Streeck constata que ao alinhar a memória pública dos crimes nazis com os interesses de Israel, a Alemanha empurrou para o esquecimento as vítimas do regime nazi que não tinham o lobby de um Estado a seu favor, sejam elas ciganos, deficientes, comunistas, homossexuais ou anti-sionistas.
O sociólogo acrescenta que embora originalmente a obrigação moral do Estado alemão depois do nazismo fosse entendida como apoiar igualmente o direito internacional e o Estado de Israel, agora a balança mudou a favor deste último e à custa do primeiro, passando de um posição universalista para uma interpretação particularista da dívida histórica da Alemanha.
Esta reformulação arrastou o Estado alemão para uma das decisões estratégicas mais importantes na sua aliança com Israel, assinala Streeck. Entre 1997 e 2000, a Alemanha forneceu três submarinos da classe Dolphin com capacidade nuclear à marinha israelita, e mais dois de uma versão atualizada (Dolphin II) em 2014 e 2015, seguindo-se outro em 2019. Outros três, ainda mais atualizados, estão programados para a ser entregues entre 2027 e 2029, igualmente financiados parcial ou inteiramente pela Alemanha.

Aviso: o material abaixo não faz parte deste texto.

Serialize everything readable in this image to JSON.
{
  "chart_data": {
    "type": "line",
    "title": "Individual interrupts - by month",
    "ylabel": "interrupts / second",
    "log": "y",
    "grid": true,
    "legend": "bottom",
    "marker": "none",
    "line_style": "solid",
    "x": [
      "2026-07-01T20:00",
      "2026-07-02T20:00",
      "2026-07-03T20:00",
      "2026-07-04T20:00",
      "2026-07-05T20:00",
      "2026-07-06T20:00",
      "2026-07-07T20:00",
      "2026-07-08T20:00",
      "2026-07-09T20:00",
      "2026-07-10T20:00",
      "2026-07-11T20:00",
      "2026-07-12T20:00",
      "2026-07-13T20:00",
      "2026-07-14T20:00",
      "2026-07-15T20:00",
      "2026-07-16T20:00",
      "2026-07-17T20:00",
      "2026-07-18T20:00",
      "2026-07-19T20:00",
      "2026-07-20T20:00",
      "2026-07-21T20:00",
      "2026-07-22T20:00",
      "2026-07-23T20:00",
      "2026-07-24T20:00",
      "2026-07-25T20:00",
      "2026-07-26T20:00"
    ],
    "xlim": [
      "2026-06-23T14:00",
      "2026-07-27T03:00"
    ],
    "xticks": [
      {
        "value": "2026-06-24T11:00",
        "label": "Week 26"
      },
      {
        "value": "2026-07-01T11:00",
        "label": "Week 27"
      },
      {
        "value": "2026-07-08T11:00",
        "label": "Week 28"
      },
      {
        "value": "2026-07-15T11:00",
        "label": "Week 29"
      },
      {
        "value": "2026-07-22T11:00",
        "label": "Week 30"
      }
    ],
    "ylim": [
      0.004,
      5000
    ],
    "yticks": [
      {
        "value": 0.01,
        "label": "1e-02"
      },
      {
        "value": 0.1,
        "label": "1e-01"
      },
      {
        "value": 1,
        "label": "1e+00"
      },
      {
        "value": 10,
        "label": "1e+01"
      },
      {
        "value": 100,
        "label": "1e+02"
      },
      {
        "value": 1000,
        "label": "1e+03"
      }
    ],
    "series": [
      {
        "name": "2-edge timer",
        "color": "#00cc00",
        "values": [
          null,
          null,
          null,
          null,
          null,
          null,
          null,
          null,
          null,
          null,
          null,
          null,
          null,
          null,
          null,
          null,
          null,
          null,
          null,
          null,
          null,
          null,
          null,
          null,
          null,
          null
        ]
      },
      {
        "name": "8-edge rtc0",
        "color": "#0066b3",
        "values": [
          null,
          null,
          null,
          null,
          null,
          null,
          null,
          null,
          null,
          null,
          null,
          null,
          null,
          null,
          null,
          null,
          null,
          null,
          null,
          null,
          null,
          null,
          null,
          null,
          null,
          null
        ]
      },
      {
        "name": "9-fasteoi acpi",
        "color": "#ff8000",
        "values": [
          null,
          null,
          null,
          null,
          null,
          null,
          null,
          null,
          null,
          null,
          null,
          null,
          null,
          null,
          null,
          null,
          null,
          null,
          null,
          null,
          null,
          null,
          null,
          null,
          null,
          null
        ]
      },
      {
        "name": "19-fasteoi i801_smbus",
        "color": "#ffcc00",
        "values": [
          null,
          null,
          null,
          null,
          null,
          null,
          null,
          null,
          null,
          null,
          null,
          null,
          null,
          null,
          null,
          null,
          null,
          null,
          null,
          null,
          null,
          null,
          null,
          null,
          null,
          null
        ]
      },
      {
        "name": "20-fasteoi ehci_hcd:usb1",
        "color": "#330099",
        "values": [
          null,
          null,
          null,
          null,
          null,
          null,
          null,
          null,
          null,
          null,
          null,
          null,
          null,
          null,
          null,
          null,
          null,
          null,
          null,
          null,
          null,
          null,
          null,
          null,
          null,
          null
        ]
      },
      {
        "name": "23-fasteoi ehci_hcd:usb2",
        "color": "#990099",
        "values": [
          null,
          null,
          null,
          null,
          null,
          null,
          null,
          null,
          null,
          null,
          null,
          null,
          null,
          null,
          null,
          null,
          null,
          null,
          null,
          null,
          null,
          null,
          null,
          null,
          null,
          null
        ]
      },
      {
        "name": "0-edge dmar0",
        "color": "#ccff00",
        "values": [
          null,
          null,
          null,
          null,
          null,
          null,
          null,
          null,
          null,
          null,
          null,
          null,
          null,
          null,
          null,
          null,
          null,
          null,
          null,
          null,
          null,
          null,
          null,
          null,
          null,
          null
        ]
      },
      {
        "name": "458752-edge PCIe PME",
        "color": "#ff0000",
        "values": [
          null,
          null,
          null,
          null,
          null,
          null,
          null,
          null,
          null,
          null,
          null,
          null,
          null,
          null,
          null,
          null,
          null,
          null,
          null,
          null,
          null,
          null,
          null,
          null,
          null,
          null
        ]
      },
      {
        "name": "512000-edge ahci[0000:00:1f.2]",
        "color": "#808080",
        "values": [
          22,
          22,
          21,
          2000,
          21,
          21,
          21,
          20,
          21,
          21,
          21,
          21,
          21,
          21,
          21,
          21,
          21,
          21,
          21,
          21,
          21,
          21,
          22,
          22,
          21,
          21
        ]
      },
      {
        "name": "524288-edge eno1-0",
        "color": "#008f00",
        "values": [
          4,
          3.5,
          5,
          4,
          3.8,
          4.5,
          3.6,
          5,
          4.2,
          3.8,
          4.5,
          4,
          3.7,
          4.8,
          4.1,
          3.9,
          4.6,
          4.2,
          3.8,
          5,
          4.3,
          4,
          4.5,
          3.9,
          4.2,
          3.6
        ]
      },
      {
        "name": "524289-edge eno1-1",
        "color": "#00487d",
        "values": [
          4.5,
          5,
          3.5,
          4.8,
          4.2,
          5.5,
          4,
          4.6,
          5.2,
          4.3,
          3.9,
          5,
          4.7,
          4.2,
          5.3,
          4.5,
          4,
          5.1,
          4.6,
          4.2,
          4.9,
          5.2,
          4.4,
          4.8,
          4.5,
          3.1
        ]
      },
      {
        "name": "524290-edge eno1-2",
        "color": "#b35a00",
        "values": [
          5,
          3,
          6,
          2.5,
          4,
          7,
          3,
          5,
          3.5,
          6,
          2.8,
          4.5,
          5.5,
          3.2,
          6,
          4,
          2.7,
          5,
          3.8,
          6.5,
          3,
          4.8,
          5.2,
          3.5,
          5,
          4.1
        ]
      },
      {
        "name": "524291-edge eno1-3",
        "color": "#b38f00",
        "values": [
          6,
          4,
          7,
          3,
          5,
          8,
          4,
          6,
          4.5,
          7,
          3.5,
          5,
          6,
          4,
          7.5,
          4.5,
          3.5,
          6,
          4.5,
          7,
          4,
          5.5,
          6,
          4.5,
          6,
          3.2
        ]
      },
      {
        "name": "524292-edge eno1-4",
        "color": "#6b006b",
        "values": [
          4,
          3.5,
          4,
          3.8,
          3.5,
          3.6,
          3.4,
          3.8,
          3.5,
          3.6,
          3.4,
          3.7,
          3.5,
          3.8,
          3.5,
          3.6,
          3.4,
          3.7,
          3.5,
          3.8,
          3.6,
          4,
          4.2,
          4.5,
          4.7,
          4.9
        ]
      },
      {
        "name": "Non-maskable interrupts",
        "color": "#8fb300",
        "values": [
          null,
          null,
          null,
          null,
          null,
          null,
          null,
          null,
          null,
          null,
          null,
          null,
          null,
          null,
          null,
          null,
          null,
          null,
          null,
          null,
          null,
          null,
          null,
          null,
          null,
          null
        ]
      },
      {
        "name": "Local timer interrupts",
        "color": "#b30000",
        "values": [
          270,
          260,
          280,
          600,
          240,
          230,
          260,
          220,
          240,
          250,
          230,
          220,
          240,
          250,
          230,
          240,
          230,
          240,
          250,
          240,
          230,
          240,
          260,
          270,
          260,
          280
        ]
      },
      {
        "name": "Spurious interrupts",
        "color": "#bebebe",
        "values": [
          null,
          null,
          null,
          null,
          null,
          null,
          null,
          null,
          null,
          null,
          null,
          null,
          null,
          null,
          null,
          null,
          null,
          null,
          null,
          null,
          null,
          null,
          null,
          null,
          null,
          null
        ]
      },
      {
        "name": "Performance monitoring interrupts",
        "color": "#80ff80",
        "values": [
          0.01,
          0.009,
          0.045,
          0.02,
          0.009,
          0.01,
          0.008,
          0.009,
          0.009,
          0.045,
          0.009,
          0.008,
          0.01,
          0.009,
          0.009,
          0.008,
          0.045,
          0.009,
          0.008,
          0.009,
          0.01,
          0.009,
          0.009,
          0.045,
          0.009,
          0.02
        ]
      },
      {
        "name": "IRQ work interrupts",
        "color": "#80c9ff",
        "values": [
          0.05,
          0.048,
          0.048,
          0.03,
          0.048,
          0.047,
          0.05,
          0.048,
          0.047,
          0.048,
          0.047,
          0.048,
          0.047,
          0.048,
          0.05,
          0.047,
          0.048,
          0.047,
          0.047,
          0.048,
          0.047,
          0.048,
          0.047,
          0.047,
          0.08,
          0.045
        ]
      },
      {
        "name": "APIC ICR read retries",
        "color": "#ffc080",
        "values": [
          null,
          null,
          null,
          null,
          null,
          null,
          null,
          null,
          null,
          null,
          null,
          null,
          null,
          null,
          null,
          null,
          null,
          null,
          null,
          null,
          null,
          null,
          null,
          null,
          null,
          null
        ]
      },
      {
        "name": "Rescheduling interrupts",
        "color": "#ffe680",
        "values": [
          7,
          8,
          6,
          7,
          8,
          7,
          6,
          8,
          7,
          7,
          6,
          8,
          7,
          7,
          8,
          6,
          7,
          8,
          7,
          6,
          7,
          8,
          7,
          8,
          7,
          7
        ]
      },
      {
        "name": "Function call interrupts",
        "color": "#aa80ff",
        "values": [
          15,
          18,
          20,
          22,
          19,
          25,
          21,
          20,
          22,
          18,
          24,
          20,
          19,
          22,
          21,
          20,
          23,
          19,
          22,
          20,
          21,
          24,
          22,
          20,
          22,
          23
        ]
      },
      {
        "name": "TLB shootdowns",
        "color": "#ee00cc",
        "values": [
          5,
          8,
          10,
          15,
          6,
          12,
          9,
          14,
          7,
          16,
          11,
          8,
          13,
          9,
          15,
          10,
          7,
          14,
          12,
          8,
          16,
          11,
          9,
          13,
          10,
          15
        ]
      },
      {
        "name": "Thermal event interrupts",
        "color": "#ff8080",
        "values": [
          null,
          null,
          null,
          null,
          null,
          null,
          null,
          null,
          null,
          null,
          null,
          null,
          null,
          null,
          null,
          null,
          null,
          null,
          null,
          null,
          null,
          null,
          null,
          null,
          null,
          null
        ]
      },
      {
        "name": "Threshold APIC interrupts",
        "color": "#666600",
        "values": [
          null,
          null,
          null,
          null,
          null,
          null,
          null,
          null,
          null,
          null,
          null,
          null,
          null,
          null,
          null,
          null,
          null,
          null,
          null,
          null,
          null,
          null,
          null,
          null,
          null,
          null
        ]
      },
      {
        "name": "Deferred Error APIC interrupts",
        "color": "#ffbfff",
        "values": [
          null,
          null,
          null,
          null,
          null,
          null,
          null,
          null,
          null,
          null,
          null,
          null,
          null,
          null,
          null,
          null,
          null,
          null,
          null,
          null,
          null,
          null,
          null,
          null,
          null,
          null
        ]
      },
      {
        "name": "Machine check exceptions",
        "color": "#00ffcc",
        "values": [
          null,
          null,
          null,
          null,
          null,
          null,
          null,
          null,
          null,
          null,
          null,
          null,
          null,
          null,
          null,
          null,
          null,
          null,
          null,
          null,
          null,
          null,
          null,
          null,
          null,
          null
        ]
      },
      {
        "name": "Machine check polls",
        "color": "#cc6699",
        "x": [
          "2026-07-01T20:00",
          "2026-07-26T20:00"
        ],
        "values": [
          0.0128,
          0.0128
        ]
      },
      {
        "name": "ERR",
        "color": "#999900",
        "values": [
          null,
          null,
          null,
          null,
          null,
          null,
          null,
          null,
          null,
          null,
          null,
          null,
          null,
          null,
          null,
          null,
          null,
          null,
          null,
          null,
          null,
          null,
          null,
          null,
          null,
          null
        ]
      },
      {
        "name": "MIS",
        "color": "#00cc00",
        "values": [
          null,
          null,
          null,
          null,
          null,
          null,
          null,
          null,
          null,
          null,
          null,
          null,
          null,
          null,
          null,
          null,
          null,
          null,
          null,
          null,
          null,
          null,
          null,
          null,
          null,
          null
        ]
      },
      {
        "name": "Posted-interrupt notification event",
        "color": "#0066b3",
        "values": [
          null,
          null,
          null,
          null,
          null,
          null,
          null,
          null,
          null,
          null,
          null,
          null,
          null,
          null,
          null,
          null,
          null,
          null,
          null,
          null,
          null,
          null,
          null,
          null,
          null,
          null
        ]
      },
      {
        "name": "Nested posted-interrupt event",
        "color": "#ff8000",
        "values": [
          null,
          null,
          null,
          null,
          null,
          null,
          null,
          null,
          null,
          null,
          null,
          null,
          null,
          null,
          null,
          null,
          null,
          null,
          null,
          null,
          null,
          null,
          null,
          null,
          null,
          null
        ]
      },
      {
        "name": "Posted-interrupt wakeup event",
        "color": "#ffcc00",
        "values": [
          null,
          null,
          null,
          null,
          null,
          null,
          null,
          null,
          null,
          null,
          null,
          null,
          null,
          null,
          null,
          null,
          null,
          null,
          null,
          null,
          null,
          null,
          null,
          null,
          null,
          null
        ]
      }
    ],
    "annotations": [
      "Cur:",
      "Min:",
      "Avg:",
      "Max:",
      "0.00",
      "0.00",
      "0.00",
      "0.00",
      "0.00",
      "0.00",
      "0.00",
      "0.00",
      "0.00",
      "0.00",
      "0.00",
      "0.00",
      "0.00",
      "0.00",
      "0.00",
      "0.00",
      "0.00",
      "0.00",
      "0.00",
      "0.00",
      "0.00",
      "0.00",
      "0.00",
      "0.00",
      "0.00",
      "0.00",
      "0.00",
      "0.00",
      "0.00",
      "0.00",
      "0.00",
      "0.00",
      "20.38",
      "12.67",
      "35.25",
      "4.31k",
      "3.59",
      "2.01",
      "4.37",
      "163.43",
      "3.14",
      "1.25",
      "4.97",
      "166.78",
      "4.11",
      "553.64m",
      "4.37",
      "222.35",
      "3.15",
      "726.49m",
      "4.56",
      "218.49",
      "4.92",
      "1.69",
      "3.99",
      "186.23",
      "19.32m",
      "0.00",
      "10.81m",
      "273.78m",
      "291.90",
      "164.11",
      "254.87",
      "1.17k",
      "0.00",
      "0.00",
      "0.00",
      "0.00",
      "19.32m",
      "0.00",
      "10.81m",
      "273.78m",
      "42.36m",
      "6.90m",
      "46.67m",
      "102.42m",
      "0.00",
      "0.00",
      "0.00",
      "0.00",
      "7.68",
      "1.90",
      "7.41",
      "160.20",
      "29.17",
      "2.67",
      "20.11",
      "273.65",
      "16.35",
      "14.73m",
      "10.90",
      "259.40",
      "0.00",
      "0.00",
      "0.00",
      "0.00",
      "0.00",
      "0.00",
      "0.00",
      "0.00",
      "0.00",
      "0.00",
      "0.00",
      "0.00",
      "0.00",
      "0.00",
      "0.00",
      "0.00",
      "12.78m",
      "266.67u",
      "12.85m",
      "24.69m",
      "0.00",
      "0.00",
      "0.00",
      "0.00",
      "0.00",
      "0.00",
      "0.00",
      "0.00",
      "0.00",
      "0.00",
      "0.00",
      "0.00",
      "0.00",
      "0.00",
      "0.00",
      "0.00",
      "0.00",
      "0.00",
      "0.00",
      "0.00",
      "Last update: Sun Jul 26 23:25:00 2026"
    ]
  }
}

Analistas militares têm afirmado que Israel fez adaptações na sua frota de submarinos que tornaram possível o lançamento de mísseis de cruzeiro capazes de transportar ogivas nucleares. A par da sua capacidade nuclear, que é segredo de Polichinelo, Israel conta portanto com uma frota de submarinos não localizáveis que podem disparar mísseis nucleares a partir de qualquer lugar do Mediterrâneo ou do Oceano Índico. Na opinião de Streeck, este é um factor a não descartar quando se quer perceber em que assenta o estatuto de impunidade de Israel e a atitude nonchalante do Estado sionista para com a lei internacional e os apelos a soluções diplomáticas.
Martin Gak é jornalista e filósofo com uma vasta experiência em radiodifusão, como produtor, apresentador, repórter e realizador. Foi correspondente para assuntos religiosos e editor e produtor do programa de política internacional Conflict Zone na Deutsche Welle, o canal de televisão internacional alemão. A sua formação académica inclui um doutoramento pela New School for Social Research de Nova Iorque.
Michael Sappir cresceu em Jerusalém Ocidental numa família de descendentes de sobreviventes do Holocausto. Mudou-se para Leipzig, na Alemanha, quando tinha 19 anos. Atualmente está sediado em Berlim, trabalhando como investigador e escritor.
Co-fundou na Alemanha dois movimentos anti-sionistas, a Dissidência Judaica-Israelita em Leipzig e Israelitas pela Paz em Berlim.